2. Learn about how to apply
Attend the Year 2 Information Session in September to learn about how to apply to the PMF
3. Apply by submitting:
a. A cover letter
b. A 1-page resume
c. A completed PMF Application
d. A listing of all (UBC and elsewhere) university grades
The Admissions Process (happens in September of Year 2 of university):
1. Applications Reviewed
Written applications are reviewed by 3 or more faculty/investment professionals. About 25
applicants will be selected for the next stage: interviews.
2. Interview Schedule
About 25 applicants will complete the following interview schedule:
a. Interview with a faculty member and an investment professional
b. Interview with two PMF alumni
c. Attend a reception for all interviewers and applicants
The 12 interviewers involved in the selection process then meet to select a “short list” of less than
10 candidates to be invited to one final interview
3. Final Interview
The short-listed candidates attend a final interview with faculty and investment professionals
The new PMF class is selected.
The Selection Criteria
The PMF is looking for people with attributes we feel will enable them to succeed in capital markets careers. No single attribute determines a candidate’s suitability; the entire “package” of attributes is the determining factor. For example, being smart is a prerequisite for success in the capital markets. But, admission to UBC and the Sauder School is strong evidence that every PMF applicant is smart. Being smarter than other applicants only helps if the candidate possesses other attributes that we also value highly. Intelligence alone will not get an applicant into the program.
1. Intelligence is measured primarily by university grades.
2. Interpersonal skills are evidenced by extra-curricular activities of the candidate. Activities that
require coordination and communication between individuals show us an applicant’s ability to
work with others to achieve group success.

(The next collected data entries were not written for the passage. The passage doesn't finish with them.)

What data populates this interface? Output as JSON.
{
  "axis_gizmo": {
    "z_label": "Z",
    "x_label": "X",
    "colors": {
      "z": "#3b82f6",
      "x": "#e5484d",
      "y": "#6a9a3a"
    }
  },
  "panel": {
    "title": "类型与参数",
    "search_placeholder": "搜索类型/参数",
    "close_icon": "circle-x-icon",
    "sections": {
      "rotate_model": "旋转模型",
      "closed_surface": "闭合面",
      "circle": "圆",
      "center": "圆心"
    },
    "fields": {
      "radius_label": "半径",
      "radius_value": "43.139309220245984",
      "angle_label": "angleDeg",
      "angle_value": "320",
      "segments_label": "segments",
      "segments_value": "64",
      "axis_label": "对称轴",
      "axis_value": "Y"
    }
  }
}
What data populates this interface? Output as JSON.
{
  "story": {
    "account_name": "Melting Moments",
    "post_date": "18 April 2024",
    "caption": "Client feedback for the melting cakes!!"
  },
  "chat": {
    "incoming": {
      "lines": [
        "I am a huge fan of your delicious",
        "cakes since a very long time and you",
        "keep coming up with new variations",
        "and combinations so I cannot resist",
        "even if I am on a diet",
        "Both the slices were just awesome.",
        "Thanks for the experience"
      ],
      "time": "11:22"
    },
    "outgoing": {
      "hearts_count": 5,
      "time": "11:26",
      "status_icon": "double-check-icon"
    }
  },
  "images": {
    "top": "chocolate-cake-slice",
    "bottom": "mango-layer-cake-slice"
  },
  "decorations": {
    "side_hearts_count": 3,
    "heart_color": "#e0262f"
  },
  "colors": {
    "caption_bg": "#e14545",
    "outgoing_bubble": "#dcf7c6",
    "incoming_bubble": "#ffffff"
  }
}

3. The ability to communicate effectively is evidenced by the written application, particularly the
cover letter and candidate statement on the PMF Application and, if the applicant has the chance,
their performance at the PMF interviews.
4. Leadership is used here to mean an ability to work in groups to achieve team goals. This is
evidenced by a candidate’s participation in group events. Examples include high school
or university level team athletics, or being on the debate team, or volunteering, in conjunction
with other volunteers, to help the disadvantaged. The applicant need not be the “leader”

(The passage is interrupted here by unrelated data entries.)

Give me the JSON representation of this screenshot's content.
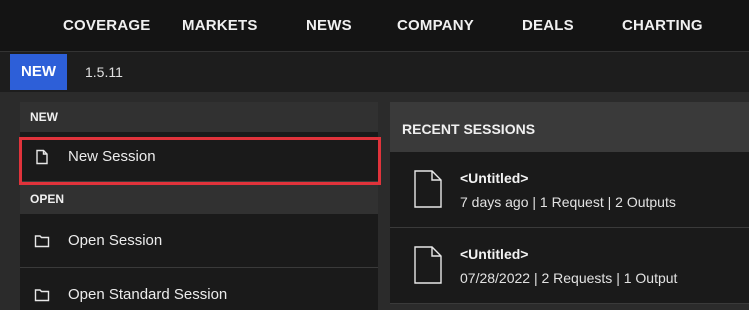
{
  "topnav": {
    "items": [
      "COVERAGE",
      "MARKETS",
      "NEWS",
      "COMPANY",
      "DEALS",
      "CHARTING"
    ]
  },
  "version_bar": {
    "badge": "NEW",
    "version": "1.5.11"
  },
  "left_panel": {
    "new_header": "NEW",
    "new_items": [
      {
        "label": "New Session",
        "icon": "file-icon"
      }
    ],
    "open_header": "OPEN",
    "open_items": [
      {
        "label": "Open Session",
        "icon": "folder-icon"
      },
      {
        "label": "Open Standard Session",
        "icon": "folder-icon"
      }
    ]
  },
  "right_panel": {
    "header": "RECENT SESSIONS",
    "sessions": [
      {
        "title": "<Untitled>",
        "meta": "7 days ago | 1 Request | 2 Outputs"
      },
      {
        "title": "<Untitled>",
        "meta": "07/28/2022 | 2 Requests | 1 Output"
      }
    ]
  },
  "colors": {
    "badge": "#2d5fd8",
    "highlight": "#e0333b"
  }
}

to demonstrate leadership; “leading by doing” is often the most effective team motivator.
5. “Rounded and grounded” has two components: (i) having interests beyond finance, as evidenced
by extra-curricular activities and (ii) having a sense of who one is: life experience will provide us with
many successes and challenges; evidence of being able to handle these ups and downs is
evidence of personal strength that can be important to future success.
What is NOT REQUIRED: Candidates are NOT required to be finance “experts”! We will teach successful applicants plenty of finance! We DO look for a candidate’s interest in finance. The long hours a PMF student spends DOING finance will fly by if they are doing what they love.